Fred Alonzo Stovall (September 17, 1882-October 8, 1958) was the founder of an oil drilling company and the Negro league baseball team the Monroe Monarchs.

Born one of four brothers in Dallas, Texas to J.H. Stovall and Frances (née Giard), he attended local public schools. At the age of 19, in 1901, he went to the oil fields of South Texas and joined a drilling outfit operating at Spindle Top near Beaumont. For fourteen years he worked for Bob Allison of Shreveport, Louisiana before setting up on his own account in Monroe, Louisiana in 1917. With no capital, the Stovall Drilling Company was fragile at first, but he developed it into one of the largest drilling contractors in the Southwest USA. He owned and operated the J.M. Supply Company (a machine shop with extensive repair facilities), and the Tiger Factory and Machine Works of Monroe. He also co-founded Commercial Transportation, Inc. to operate a fleet of tugs and barges on the Ouachita River. He was assisted in his businesses by two of his three brothers.

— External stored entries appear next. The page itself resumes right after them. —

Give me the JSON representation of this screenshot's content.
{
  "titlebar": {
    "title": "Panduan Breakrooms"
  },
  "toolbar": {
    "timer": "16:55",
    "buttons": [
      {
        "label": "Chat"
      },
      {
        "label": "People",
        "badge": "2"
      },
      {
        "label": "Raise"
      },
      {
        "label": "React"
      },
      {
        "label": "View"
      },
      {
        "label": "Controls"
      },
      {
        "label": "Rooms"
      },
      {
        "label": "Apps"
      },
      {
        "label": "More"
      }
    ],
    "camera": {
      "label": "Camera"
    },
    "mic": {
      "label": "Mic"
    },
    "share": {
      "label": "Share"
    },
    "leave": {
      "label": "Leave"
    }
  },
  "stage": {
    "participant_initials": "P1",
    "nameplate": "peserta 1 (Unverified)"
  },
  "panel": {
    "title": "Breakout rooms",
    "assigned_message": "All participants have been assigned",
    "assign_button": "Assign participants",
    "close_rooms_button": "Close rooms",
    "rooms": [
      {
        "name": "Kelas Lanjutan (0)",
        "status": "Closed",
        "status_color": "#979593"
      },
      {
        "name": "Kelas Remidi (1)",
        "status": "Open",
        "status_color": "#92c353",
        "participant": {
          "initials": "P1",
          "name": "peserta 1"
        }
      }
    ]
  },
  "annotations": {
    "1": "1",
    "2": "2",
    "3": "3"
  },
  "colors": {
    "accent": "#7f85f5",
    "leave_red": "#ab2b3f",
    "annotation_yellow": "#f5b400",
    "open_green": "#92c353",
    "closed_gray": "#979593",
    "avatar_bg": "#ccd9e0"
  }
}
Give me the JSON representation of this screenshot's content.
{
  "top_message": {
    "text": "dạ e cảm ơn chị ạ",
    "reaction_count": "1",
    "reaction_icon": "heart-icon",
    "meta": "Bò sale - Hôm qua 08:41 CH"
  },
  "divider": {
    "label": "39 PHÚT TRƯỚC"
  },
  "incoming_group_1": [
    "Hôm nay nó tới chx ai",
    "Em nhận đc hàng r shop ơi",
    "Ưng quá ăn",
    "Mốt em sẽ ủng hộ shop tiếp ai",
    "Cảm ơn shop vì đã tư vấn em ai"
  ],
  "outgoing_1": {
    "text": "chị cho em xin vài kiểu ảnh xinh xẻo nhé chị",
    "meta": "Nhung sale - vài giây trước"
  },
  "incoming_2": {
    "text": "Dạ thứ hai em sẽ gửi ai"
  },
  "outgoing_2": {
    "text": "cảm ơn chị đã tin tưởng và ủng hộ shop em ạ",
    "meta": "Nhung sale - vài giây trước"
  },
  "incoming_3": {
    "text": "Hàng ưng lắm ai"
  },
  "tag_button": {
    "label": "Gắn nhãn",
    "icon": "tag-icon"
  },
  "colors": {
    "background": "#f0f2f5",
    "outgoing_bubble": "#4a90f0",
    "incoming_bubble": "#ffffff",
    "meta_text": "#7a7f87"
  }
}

On October 21, 1907 he married Fay Wherry (March 10, 1885-June 19, 1966) of Rusk, Texas with whom he had two sons, Earl and J C. Both sons joined their father in his business ventures.

In the late 1920s, Stovall built a recreation complex for the Monroe black people because he felt it appropriate to offer free facilities to the people who helped him earn his living. The complex included a baseball park, a swimming pool and a dance pavilion. He subsequently supported the formation of the Monroe Monarchs baseball team and in 1932 he organized the foundation of the Negro Southern League of five professional black teams.